The header fields are here detailed:

  • version (V - 2 bits), contains the RTP protocol version;
  • padding (P - 1 bit), if set to 1 then the packet contains one or more additional bytes after the data field;
  • extension (X - 1 bit), if set to 1 then the header is followed by an extension;
  • CSRC count (CC - 4 bits), contains the CSRC identifiers number which follow the header;
  • marker (M - 1 bit), application available field;
  • payload type (PT - 7 bits), identifies the data field format of the RTP packet and determines its interpretation by the application;
  • sequence number (16 bits), value incremented by one for each RTP packet sent, used by the receiver to dectect losses and to determine the right sequence;
  • RTP timestamp (32 bits), is the sampling time of the first RTP byte, used for synchronization and jitter calculation;
  • SSRC ID (32 bits), identifies the synchronization source, chosen randomly within a RTP session;
  • CSRC ID list (from 0 to 15*32 bits), optional field identifying the sources which contribute to the data in the packet, the number of the CSRC IDs is written in the CSRC count field.
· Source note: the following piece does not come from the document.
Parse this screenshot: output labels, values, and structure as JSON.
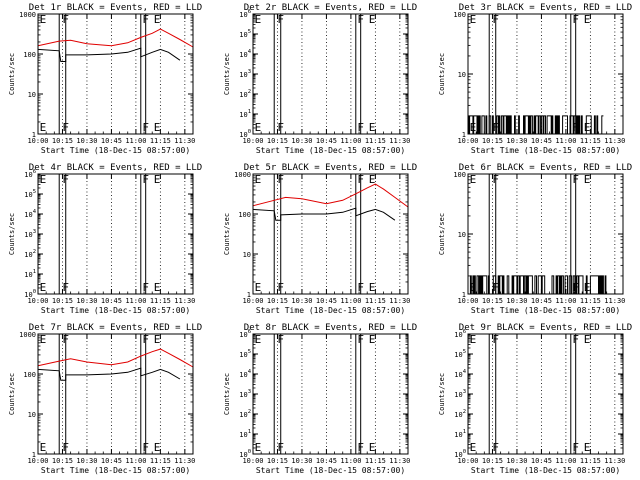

RTCP packet types and format

In order to transport the session control information, the RTCP foresees a number of packet types:

  • SR, Sender Report, to carry the information sent by the transmitters, to give notice to the other partecipants on the control information they should receive (number of bytes, number of packets, etc.);
  • RR, Receiver Report, to carry the statistics of the session participants which are not active transmitters;
  • SDES, Source DESscription, to carry the session description (including the CNAME identifier);
  • BYE, to notify the intention of leaving the session;
  • AAP, to carry application specific functions, used by experiemtnal use of new applications.

Every RTCP packet begins with a fixed part similar to the one of the RTP ones, such part is then followed by structural element of variable length. More than one RTCP packet may be linked togetherto build a COMPOUND PACKET. Moreover, in order to maximize the statistics resolution, the SR and the RR packet types are to be sent more often than the other packet types.